In practically all realistic situations, objects that are in simple harmonic motion will slowly come to rest due to the presence of friction forces, for example air friction in the case of a pendulum. Because of friction, the amplitude of an object undergoing simple harmonic motion will decrease with time. It leads beyond the scope of this course to give a full discussion of these effects, but let us just remark that the general form of the equation for an object in simple harmonic motion with damping is

x(t) = A sin($\omega$t+$\delta$) exp(-$\lambda$t)
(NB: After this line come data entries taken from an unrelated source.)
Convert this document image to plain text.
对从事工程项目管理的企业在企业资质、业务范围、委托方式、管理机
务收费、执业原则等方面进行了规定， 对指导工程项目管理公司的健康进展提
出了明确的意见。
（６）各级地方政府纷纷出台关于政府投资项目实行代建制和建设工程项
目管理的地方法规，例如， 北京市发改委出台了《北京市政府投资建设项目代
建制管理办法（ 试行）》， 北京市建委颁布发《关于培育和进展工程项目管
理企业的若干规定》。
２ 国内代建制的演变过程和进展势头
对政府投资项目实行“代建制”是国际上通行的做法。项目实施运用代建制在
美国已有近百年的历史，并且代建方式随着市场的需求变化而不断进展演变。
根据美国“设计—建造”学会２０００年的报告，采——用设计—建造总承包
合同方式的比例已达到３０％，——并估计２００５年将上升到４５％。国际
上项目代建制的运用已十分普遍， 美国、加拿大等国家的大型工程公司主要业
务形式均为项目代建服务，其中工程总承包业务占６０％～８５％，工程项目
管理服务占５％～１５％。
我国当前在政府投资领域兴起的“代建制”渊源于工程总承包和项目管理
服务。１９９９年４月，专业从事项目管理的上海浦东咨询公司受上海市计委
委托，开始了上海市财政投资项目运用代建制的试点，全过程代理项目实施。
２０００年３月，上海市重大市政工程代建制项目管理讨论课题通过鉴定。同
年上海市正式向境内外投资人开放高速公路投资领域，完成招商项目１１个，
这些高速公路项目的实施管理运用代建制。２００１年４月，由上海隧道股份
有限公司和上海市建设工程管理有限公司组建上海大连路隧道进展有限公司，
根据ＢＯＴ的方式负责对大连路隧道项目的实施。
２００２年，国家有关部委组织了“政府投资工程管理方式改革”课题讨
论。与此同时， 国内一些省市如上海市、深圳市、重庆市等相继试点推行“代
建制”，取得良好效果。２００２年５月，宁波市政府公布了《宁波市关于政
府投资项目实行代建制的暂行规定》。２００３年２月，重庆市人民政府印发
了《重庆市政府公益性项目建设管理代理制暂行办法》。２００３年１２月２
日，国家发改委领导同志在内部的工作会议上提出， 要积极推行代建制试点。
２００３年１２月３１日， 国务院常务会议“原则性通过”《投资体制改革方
This graph shows an example of harmonic motion with fairly strong damping. As you can see, the amplitude of the motion is decreasing exponentially with time. The blue dotted lines depict the exponential while the red line shows the displacement. The parameters of the SHM are the same as in the previous example, and the exponential has the form ±15áexp(-1.0 $\cdot$ t). So the equation of motion for the oscillation in this figure is given by:

y(t) = 15 sin(7.85 s^-1t) exp(-1.0$\cdot$ t) cm

If constant motion is desired when friction is present, a driving force must be added. Grandfather pendulum clocks, for example, only keep the pendulum swinging without visible signs of damping because a driving force is added by springs or weights. The energy for this driving force has to be added manually by "winding the clock up".

Damping of SHM may be desirable in some cases such as in the spring of a bathroom scale. An even better case for the need for damping can be made by looking at the shock absorbers in your car's suspension. The springs in your car will make the car bounce up and down when the shock absorbers are broken and thus not able to provide the damping.